Allen uses Artaud's 1936 trip to Mexico (where he bounced around giving dismally attended lectures, engaging in quarrels and trying to crash peyote rituals) as a way of turning the European playwright into a doomed wanderer of the Western wasteland, a typical character in Allen's work. The folk-art lettering, map shapes and nature imagery of Allen's past work figure prominently. In the "radio play," the recorded version of a stage show that is piped in through headphones at a listening station in the gallery, even the country songs Allen is known for, are made to fit the plight of the brain-sick Artaud. An earlier Allen composition, the haunting "Do They Dream of Hell in Heaven?" has been repurposed as leitmotif on the recording.
The French culturati at the art organization that first commissioned the piece initially were nervous about Allen's act of portraying a famous French theorist via iconography of the American West. "We were there a month in 2006 building this piece," Allen explains, "and they were concerned at first that the French audience (which can be pretty cold-blooded) could be real resistant to what we were trying to do. Especially since we were coming from 'Bush Country,' as they called it. France and the U.S. government were not on good terms at that particular time, so we caught a little of that political tide."

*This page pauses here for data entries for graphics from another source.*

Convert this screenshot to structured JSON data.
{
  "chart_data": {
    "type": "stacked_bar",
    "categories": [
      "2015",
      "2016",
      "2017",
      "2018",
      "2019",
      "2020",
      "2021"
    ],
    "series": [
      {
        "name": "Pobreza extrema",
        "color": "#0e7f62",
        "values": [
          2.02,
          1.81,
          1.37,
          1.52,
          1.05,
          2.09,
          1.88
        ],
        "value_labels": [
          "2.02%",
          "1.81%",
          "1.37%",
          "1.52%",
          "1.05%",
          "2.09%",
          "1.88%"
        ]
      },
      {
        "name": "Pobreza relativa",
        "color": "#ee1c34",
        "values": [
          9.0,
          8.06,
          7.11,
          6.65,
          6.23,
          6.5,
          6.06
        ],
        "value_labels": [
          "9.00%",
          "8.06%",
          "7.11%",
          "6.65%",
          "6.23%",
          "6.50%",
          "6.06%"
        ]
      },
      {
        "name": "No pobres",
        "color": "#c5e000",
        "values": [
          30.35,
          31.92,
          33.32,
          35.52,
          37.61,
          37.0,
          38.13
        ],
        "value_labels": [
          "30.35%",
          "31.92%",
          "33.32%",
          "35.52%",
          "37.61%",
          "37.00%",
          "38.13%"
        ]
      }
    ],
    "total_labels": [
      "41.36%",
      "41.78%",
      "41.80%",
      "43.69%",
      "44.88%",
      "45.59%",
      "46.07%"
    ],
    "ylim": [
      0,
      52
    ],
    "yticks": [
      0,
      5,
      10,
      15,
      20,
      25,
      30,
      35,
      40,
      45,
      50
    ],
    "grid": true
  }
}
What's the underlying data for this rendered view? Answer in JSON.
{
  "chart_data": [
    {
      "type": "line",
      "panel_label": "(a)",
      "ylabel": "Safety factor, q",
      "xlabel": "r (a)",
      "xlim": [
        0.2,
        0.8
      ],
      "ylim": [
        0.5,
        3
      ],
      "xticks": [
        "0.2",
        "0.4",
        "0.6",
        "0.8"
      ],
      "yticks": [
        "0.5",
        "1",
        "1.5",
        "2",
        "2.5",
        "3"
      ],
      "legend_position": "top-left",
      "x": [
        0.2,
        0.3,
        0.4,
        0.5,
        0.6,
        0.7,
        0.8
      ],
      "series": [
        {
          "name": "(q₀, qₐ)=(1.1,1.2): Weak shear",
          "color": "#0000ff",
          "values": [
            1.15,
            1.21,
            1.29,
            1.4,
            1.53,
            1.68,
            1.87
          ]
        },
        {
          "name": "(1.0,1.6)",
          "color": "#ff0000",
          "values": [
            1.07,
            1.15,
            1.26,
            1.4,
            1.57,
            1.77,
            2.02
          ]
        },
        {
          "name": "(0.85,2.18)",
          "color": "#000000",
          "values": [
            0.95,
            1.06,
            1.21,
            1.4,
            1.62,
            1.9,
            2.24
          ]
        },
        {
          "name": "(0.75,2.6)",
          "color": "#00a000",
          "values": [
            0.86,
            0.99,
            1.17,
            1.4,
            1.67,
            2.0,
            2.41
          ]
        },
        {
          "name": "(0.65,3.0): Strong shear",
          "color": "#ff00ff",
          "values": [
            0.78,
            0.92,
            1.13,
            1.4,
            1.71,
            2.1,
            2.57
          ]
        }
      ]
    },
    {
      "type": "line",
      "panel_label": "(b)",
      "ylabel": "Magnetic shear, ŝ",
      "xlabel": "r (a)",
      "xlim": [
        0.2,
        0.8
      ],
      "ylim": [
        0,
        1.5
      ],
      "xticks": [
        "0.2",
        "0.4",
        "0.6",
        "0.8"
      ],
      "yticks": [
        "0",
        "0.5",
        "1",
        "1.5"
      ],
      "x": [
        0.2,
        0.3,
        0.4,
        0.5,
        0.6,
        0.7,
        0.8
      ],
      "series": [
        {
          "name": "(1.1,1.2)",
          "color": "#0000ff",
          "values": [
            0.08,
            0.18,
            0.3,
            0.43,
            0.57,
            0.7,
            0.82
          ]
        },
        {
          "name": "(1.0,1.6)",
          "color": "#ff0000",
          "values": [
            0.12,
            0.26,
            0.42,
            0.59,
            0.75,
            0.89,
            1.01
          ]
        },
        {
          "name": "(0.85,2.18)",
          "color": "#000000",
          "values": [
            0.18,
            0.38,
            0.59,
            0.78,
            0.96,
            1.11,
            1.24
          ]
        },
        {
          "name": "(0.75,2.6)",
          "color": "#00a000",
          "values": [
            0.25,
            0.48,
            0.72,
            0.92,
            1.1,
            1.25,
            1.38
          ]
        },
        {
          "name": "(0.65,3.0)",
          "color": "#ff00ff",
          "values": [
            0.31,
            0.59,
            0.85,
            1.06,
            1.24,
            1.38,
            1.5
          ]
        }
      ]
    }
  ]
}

An American expat was hired to mollify the difficult French audience by explaining the challenging English text, delivered with a twang by Allen's wife, Jo Harvey Allen. He recalls, " 'It took somebody from Bush Country to bring Artaud back to the French people,' they wrote, which was over the top, of course!"
In the work, Allen turns Artaud into a kind of Malcolm Lowry character, a not-so-innocent abroad looking for redemption in all the wrong places — a common country music trope as well. Lowry, the addled, boozy British writer of Under the Volcano, looms large in Allen's imagination: A 2010 book that surveys Allen's career (a collaboration of sorts with pal Hickey) begins with an epigraph by Lowry, a prayer asking God for help in making art out of seemingly random obsession. "If my motives are obscure, and the notes scattered and often meaningless, please help me to order it, or I am lost. ..."
Hickey points out that Allen, like most songwriters, is a devoted notebook keeper, collecting "hundreds of them, shelves of them, accumulated over the years, filled with scraps of texts, pieces of lyrics, scrapbook images pasted in, drawings, schemata and lists."
Whether Artaud's work and influence gave him, posthumously, that fragile order out of chaos that Lowry and Allen longed for, or whether he died lost is debatable. Allen hints at an answer in a simple drawing he calls Smile (Momo Chronicles). It's a straightforward black-ink portrait of Artaud's aged face, that face that originally fascinated him at City Lights bookstore in the '60s. Momo, an endearing word for a holy fool, is what Artaud called himself in his madness. Over Momo's impenetrable mouth, Allen superimposes a blood-red smile.
Terry Allen's "Ghost Ship Rodez: The Momo Chronicles" is on view at L.A. Louver until April 16.